Les films qui m’ont construit font confiance à l’intelligence des enfants : Bambi, Pinocchio, Brisby et le secret de Nimh, etc. Selon moi, le rôle de la fiction est de renforcer notre muscle émotionnel pour nous préparer au réel et à affronter des situations critiques similaires : si on se perd dans les bois, on repense à Hansel et Gretel et on ne s’effondre pas. Je ne voulais pas mentir aux enfants : ils vont vivre dans un monde où il y aura tout le temps des tempêtes et des incendies, un monde très technologique de repli et d’indifférence. Mais si on se reconnecte à nos émotions et à nos sensations, au fait d’expérimenter le monde physiquement, au partage, à l’amour, à l’amitié, aux aventures humaines, si on refait confiance aux petites choses, on pourra peut-être se sauver. Donc l’idée du double futur était de dire aux enfants que si cela n’a pas l’air bien parti pour que cela aille mieux demain, en se reconnectant ensemble, après-demain pourra peut-être être meilleur. Pour le futur lointain d’où vient Arco, je me suis appuyé sur l’archétype et l’inconscient collectif afin de faire avancer l’histoire plus vite. Dans tous les récits ancestraux de l’humanité, il y a des jardins dans le ciel et une vie en harmonie avec la nature. Mais comme c’est une utopie, il fallait qu’elle soit simple et pas trop définie dans le film car c’est un monde à inventer par nous tous.

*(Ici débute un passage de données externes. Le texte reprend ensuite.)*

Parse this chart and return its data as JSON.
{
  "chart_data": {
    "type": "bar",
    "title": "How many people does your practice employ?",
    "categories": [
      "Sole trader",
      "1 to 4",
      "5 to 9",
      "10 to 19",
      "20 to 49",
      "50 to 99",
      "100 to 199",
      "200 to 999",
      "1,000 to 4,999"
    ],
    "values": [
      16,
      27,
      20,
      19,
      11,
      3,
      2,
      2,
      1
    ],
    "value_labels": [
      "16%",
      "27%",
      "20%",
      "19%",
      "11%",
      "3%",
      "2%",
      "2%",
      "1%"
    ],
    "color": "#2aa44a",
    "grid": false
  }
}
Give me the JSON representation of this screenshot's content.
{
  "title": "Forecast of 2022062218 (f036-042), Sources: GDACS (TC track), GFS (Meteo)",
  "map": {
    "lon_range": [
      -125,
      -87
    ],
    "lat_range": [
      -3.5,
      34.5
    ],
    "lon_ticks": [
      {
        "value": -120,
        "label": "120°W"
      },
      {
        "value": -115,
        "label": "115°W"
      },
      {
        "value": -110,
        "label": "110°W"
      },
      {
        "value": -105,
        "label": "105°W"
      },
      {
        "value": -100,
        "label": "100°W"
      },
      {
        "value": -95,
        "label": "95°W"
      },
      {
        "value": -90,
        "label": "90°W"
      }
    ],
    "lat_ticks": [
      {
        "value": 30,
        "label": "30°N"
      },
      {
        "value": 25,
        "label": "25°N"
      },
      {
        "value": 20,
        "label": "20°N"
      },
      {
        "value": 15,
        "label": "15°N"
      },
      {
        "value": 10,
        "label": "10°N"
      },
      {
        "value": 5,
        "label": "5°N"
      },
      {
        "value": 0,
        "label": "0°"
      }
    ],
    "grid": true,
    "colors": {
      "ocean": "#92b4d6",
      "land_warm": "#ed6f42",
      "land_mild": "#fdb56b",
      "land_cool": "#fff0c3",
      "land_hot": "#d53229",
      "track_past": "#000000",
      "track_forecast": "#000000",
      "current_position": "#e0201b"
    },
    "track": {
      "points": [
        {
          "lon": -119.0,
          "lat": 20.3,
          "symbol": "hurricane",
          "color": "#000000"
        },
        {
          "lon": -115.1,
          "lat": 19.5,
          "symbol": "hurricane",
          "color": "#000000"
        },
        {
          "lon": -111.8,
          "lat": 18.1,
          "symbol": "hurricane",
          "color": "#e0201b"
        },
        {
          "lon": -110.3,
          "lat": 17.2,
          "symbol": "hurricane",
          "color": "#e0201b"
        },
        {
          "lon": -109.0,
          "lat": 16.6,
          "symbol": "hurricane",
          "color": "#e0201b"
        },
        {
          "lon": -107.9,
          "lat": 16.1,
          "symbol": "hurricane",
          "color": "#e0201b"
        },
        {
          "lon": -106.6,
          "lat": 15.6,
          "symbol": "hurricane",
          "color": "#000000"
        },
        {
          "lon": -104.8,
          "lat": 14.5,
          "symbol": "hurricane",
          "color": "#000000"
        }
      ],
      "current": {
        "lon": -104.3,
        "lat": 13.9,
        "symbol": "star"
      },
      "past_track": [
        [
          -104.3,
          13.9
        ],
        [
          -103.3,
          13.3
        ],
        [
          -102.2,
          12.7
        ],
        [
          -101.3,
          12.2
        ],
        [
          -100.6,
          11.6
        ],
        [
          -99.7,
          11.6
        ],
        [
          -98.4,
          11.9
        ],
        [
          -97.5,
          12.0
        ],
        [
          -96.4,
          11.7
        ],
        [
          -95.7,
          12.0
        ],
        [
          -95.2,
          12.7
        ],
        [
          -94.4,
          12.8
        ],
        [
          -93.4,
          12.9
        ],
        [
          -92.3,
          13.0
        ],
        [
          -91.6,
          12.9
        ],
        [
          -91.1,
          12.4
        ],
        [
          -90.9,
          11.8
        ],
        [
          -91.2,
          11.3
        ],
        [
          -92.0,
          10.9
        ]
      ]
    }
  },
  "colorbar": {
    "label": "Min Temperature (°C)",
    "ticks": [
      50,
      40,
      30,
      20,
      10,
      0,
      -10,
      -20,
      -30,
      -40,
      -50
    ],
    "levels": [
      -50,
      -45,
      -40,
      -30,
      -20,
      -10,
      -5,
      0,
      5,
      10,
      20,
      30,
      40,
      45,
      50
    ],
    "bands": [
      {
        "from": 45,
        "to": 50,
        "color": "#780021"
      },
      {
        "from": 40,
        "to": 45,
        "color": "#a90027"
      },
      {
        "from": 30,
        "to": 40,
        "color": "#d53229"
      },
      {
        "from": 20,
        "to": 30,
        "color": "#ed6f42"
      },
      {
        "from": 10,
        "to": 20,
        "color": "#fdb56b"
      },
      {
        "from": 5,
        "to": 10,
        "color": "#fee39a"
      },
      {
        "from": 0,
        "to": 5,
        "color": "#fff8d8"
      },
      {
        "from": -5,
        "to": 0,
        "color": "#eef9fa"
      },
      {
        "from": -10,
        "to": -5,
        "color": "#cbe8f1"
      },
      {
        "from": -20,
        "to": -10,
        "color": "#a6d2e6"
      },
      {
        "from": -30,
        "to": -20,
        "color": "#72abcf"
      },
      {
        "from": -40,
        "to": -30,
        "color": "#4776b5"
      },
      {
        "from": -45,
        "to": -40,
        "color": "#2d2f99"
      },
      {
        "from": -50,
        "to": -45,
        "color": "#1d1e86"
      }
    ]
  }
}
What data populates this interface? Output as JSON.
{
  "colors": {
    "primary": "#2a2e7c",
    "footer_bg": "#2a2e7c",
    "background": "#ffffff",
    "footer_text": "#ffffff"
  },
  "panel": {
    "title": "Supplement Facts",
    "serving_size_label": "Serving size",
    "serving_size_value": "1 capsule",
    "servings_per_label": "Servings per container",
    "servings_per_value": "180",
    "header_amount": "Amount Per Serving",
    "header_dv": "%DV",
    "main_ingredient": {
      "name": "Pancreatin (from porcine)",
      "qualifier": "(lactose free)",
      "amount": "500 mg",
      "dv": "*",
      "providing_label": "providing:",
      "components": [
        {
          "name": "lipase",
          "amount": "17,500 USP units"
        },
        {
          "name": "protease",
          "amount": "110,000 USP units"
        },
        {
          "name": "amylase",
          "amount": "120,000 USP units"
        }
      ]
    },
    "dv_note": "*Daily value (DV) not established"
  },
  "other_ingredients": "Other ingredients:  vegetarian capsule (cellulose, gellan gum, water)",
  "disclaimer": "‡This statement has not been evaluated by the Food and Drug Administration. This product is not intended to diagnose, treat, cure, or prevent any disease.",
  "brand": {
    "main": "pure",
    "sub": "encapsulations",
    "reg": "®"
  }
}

Quelle tonalité souhaitiez-vous développer ?
J’ai voulu amener de la douceur. À l’instar de Miyazaki, j’ai l’impression de ne pas céder à la violence. Les seuls personnages de mon film qui se prennent des gifles sont les robots. Il n’y pas de grands méchants : l’antagoniste principal, c’est notre monde et ce que nous en faisons. Car notre réel est complexe, il n’y a pas juste le bien et le mal, mais beaucoup de zones intermédiaires.
Pourquoi avoir privilégié la 2D ?
Je suis dessinateur et mon plus grand bonheur, c’est d’être ému par une ligne. Le dessin, c’est une réalité sensible qui passe par la main et le cerveau. L’automatisation dans l’animation coûterait soit-disant moins cher, mais Arco a coûté 140 M$ de moins que ses concurrents américains shorlistés à l’Oscar et fabriqués de cette manière, et 15 M$ que le film japonais le moins cher. C’est amusant que constater qu’on nous a vendu le modèle économique de la 3D qui était censé contrôler les coûts et qui en fait les fait exploser.
Le film soulève la question de l’emprise technologie et de la nature humaine.
Auparavant, la technique permettait aux humains de dégager du temps pour penser, avoir de idées, rêver, imaginer comment améliorer le monde. Mais depuis quelques décennies, surtout depuis le smartphone, elle s’est muée en une technologie qui nous arrache à nous-mêmes, à notre théâtre intérieur. L’idée d’Arco, c’est de croire en ce qui n’est pas calculable. Nous avons un super moteur en nous, l’inconscient, les intuitions, qui nous permet d’arriver sans faire de calcul à un résultat juste et qui peut se diffuser, alors que l’ordinateur calcule tout pour un résultat assez limitatif car très figé et qui ne peut pas intégrer plus que lui-même. L’intelligence artificielle, c’est le monde de la non-expérience. Or, on se reconnait dans l’erreur, pas dans la perfection. Une œuvre doit être vibrante, retranscrire l’énergie de la vie. La sidération qu’on a devant une image ou un texte IA, c’est qu’on n’arrive pas à reconnaitre d’où ils viennent car ils viennent du monde des morts, d’un monde qui s’arrête sur un référentiel fini.